Crónicas do Olheirão de Mário Pereira

Enjoativo

Anda por aí uma grande polémica em torno de um livro da autoria do anterior governador do Banco de Portugal, onde ele se queixa de eventuais pressões do primeiro-ministro.

Penso que ainda existe uma coisa chamada segredo bancário e que, acima de todos, isso obrigará o Governador do Banco de Portugal. Agora que o ex-governador do Banco de Portugal veio contar as conversas que teve no âmbito da sua atividade, porquê razão não poderá qualquer bancário fazer o mesmo?

Quando comecei a ouvir notícias sobre este livro a primeira coisa que me veio à memória foram as memórias de Cavaco Silva e, por coincidência, antes de começar a escrever esta crónica ao fazer zapping na televisão, passei por um canal de notícias que nesse momento interrompeu o que estava a passar para dar imagens do Professor Cavaco Silva a sair da sessão de apresentação do dito livro.

Além de outras coisas, pareceu-me mal que a Gulbenkian aceitasse fazer a apresentação no seu auditório, pois o objetivo era só associar a Fundação ao livro.

A grande notícia é que o primeiro-ministro terá pressionado o Governador do Banco de Portugal em algumas situações. Não vejo que isso seja notícia, parece-me óbvio e natural que na relação entre o Governo e o Baco de Portugal existam pressões.

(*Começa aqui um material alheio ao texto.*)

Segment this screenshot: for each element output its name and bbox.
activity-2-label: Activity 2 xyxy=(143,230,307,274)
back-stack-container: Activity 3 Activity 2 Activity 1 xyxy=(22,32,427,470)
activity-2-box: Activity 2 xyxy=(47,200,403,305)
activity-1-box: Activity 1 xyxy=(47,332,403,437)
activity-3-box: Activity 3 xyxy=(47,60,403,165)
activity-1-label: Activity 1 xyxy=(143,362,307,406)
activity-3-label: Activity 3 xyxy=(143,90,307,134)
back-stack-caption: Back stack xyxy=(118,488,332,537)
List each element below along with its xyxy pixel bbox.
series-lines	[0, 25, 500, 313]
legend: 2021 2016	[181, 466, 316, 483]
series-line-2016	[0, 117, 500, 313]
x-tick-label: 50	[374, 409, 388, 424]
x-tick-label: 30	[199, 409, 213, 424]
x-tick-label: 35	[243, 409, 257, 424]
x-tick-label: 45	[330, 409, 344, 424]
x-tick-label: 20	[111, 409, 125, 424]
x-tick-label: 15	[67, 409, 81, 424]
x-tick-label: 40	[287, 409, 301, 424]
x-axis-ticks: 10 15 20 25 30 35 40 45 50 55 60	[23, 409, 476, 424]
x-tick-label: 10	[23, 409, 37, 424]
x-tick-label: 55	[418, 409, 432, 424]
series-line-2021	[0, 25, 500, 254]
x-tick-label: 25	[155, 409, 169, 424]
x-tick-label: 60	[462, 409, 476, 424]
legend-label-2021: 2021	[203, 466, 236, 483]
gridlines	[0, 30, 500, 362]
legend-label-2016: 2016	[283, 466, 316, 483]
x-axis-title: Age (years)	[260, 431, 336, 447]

Aliás todos os governadores do Banco de Portugal costumam pressionar os governos, nomeadamente, através das suas intervenções públicas sobre política económica, entrevistas ou relatórios.

O problema foi muito bem colocado pelo presidente do BCP que disse que a questão não é se há pressões, mas se somos independentes para lhes resistir.

Não sei o que está escrito no livro, mas ver associadas a ele pessoas como Cavaco Silva e Marques Mendes, o grande especialista nacional em influências, é suficiente para perceber a intenção.

Faz-me pena ver o PSD a, tão prontamente, tentar usar esta história para atacar António Costa. Convenhamos que não diz grande coisa sobre a sua capacidade de iniciativa política.

O jogo de pressões entre o Banco de Portugal, o governo, o sistema financeiro e os grandes advogados, Bruxelas e o BCE  faz parte da vida e é natural que cada um tente fazer prevalecer os seus pontos de vista.  É por isso que pagamos 15 000€ por mês ao Governador. Se fosse para estar sentado dentro de um redoma de vidro com ar condicionado podíamos lá por um boneco. Se, como parece, o Dr. Carlos Costa ficava tão incomodado com as pressões, claramente, não estava à altura do cargo.

Subscrevo, por inteiro, uma reação do Santana Lopes em que ele, basicamente, disse que se o ex-governador do Banco de Portugal tinha alguma coisa a dizer, tinha a obrigação de o ter dito na altura e em tempo útil e se não teve coragem para o fazer então, agora não tem mais do que ficar calado.

Eu acrescentaria, que a sua atuação e os aproveitamentos a que se tem prestado, são um tanto enjoativos e confirmam que não prestava para Governador do Banco de Portugal.